PSA Digugat Class Action, Raksasa Grading Kartu Dituduh Jalankan Praktik Penilaian Menyesatkan

Raihan

July 31, 2026

Perusahaan grading kartu koleksi terbesar di dunia, Professional Sports Authenticator (PSA), menghadapi gugatan class action di Amerika Serikat. Gugatan tersebut menuduh PSA dan perusahaan induknya, Collectors Holdings, telah menyesatkan pelanggan mengenai cara kerja sistem grading mereka selama bertahun-tahun.

Gugatan setebal 188 halaman itu diajukan pada 28 Juli 2026 ke US District Court for the District of Maryland. Penggugat, Nicholas Funk, ingin mewakili seluruh pelanggan PSA yang pernah membayar biaya grading kartu.

Perlu dicatat, seluruh tuduhan dalam gugatan ini belum terbukti di pengadilan, dan hingga saat ini PSA juga belum memberikan tanggapan resmi.

Gugatan Sebut Sistem Grading PSA Tidak Konsisten

Dalam dokumen gugatan, penggugat menilai PSA membangun reputasinya dengan mengklaim bahwa setiap kartu dinilai menggunakan standar yang objektif, konsisten, dan dilakukan oleh para ahli independen.

Namun, gugatan tersebut menuduh kenyataannya berbeda. Penggugat mengklaim bahwa hasil grading lebih banyak dipengaruhi oleh penilaian subjektif, termasuk faktor seperti eye appeal atau daya tarik visual kartu, sehingga dua kartu dengan kondisi serupa bisa memperoleh nilai berbeda.

Akibatnya, banyak kolektor disebut terdorong untuk mengirim ulang kartu yang sama demi mengejar nilai lebih tinggi.
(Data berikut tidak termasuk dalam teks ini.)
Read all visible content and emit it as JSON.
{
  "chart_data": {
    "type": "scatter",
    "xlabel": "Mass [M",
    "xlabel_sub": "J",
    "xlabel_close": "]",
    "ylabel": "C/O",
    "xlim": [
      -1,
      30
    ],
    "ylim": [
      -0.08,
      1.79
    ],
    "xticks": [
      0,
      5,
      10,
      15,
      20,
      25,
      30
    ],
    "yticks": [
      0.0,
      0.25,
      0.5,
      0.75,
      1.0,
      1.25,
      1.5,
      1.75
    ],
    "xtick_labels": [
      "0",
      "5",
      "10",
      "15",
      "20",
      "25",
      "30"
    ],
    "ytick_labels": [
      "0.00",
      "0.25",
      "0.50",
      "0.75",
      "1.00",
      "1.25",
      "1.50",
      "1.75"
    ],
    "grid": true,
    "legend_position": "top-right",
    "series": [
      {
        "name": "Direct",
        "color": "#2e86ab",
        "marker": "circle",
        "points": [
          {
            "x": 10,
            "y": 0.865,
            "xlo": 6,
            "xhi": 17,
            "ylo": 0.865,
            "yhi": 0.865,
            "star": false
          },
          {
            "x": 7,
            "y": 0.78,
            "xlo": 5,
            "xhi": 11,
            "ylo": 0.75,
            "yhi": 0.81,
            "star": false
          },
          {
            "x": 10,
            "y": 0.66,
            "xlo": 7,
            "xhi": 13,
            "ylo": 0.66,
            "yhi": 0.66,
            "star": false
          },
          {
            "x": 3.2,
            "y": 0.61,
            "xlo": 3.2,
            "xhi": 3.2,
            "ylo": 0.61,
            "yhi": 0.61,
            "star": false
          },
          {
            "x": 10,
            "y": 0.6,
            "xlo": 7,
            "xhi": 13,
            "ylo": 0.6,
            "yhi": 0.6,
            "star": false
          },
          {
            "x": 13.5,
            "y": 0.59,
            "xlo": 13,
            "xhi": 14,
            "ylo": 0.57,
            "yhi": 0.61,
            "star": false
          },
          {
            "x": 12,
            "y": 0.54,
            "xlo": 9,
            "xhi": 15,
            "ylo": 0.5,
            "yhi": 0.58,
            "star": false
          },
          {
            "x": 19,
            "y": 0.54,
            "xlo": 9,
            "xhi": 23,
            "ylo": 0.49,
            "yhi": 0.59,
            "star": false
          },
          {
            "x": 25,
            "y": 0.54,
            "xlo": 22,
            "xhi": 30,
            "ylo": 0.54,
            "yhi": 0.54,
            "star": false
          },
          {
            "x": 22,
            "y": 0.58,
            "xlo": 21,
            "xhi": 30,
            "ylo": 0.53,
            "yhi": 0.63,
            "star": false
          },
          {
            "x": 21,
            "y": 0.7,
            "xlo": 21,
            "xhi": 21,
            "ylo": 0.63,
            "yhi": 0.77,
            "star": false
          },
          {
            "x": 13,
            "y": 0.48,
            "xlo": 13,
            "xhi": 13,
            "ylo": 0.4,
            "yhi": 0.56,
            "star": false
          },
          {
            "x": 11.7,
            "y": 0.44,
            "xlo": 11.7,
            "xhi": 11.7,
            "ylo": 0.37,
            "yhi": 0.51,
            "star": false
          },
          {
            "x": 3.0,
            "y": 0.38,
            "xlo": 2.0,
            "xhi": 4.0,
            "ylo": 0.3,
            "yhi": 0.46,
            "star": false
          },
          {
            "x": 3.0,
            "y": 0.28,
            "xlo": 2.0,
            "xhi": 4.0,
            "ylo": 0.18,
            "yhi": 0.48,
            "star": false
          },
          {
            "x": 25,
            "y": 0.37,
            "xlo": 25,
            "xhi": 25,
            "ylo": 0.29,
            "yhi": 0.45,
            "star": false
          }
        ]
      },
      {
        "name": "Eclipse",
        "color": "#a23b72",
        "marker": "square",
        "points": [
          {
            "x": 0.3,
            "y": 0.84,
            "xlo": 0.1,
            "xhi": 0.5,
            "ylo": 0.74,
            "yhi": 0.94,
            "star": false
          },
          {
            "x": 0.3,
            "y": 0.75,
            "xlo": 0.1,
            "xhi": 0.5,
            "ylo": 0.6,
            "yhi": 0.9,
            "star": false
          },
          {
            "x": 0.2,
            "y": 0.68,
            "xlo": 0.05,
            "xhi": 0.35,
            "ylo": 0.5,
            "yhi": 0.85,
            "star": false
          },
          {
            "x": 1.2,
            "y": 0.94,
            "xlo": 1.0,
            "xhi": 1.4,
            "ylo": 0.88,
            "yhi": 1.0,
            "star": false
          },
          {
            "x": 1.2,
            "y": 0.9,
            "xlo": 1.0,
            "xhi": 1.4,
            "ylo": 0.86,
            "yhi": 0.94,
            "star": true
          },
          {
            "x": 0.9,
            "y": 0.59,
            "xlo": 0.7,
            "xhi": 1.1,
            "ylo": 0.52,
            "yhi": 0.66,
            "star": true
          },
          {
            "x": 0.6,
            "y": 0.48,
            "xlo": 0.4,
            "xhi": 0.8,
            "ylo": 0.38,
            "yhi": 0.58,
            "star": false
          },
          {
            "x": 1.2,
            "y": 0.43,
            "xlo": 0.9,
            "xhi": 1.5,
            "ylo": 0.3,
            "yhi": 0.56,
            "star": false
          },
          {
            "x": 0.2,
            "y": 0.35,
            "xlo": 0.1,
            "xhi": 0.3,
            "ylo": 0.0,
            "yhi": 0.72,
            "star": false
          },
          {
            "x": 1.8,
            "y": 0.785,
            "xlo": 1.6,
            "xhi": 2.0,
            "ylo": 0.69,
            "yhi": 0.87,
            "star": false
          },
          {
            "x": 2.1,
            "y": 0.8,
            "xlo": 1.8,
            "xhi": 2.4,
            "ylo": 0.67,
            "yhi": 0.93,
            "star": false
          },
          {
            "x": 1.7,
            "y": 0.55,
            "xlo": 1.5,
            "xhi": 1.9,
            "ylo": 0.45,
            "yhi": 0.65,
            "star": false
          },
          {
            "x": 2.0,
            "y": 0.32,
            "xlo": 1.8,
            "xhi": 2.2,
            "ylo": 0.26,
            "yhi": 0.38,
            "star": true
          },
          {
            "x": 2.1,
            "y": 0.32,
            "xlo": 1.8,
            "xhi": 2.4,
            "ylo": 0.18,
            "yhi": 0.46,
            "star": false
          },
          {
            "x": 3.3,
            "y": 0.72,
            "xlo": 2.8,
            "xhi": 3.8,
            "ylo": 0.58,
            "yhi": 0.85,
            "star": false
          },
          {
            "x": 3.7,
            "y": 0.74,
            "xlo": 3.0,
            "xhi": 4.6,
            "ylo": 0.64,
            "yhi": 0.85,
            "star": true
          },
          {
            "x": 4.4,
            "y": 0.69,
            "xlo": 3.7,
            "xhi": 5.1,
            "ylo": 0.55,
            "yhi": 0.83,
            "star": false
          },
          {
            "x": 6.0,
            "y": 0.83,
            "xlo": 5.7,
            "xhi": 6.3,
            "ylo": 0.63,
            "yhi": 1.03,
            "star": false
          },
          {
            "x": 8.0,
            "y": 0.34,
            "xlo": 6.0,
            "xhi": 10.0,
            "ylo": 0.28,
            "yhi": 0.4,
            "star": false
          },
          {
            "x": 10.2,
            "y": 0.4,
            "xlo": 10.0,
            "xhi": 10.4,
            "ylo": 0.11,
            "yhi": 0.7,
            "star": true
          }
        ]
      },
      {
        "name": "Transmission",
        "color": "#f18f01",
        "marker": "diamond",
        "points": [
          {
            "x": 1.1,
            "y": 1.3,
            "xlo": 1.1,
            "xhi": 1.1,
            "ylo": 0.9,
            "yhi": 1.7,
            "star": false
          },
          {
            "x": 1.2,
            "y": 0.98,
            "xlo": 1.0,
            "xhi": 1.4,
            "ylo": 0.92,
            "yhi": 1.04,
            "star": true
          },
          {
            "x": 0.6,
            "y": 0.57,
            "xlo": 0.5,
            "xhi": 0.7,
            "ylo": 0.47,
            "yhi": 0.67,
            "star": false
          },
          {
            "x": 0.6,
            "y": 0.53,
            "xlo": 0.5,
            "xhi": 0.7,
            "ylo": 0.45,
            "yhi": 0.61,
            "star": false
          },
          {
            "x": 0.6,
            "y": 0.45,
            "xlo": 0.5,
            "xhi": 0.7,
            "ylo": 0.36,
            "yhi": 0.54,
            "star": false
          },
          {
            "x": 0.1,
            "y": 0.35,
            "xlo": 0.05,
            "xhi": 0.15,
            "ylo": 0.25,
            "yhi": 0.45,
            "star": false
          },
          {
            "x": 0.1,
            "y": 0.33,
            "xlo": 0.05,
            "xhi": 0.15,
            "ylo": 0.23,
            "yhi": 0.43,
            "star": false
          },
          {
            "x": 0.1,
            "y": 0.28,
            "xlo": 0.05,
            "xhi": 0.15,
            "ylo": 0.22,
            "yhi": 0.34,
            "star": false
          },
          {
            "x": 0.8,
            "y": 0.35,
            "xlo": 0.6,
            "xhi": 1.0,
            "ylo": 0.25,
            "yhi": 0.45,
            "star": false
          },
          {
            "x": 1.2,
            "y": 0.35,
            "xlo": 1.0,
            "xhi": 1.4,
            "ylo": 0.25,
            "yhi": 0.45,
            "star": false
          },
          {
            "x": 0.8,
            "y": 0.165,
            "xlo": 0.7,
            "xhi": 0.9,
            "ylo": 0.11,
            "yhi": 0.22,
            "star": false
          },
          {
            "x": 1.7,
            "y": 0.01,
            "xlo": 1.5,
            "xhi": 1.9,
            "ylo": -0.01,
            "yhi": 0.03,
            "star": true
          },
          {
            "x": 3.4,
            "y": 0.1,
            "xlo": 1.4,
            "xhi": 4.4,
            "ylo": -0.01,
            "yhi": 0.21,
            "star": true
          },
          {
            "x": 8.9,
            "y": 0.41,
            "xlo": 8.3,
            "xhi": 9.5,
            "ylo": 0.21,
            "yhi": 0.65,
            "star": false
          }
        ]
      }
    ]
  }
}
Menurut gugatan, praktik tersebut justru menguntungkan PSA karena setiap proses resubmission menghasilkan biaya grading tambahan.

Diduga Ada Konflik Kepentingan

Selain menyoroti sistem penilaian, gugatan juga mempertanyakan hubungan PSA dengan perusahaan induknya, Collectors Holdings.

Penggugat menilai kepemilikan berbagai layanan dalam industri kartu koleksi, mulai dari penyimpanan (vault), alat penilaian harga, hingga marketplace, berpotensi menciptakan konflik kepentingan yang tidak dijelaskan secara terbuka kepada pelanggan.

Dokumen tersebut juga mempertanyakan transparansi PSA terkait para grader yang melakukan penilaian. Menurut gugatan, pelanggan tidak mengetahui siapa yang menilai kartu mereka maupun kualifikasi yang dimiliki oleh grader tersebut.

Sertifikasi Kartu Honus Wagner Ikut Disorot

Salah satu tuduhan yang paling menarik perhatian dalam gugatan ini berkaitan dengan sertifikasi pertama yang pernah diterbitkan PSA.

Penggugat mengklaim PSA secara sadar memberikan nilai pada sebuah kartu T206 Honus Wagner yang telah dimodifikasi, meski aturan perusahaan sendiri menyebut kartu yang mengalami perubahan seharusnya tidak layak mendapatkan grade.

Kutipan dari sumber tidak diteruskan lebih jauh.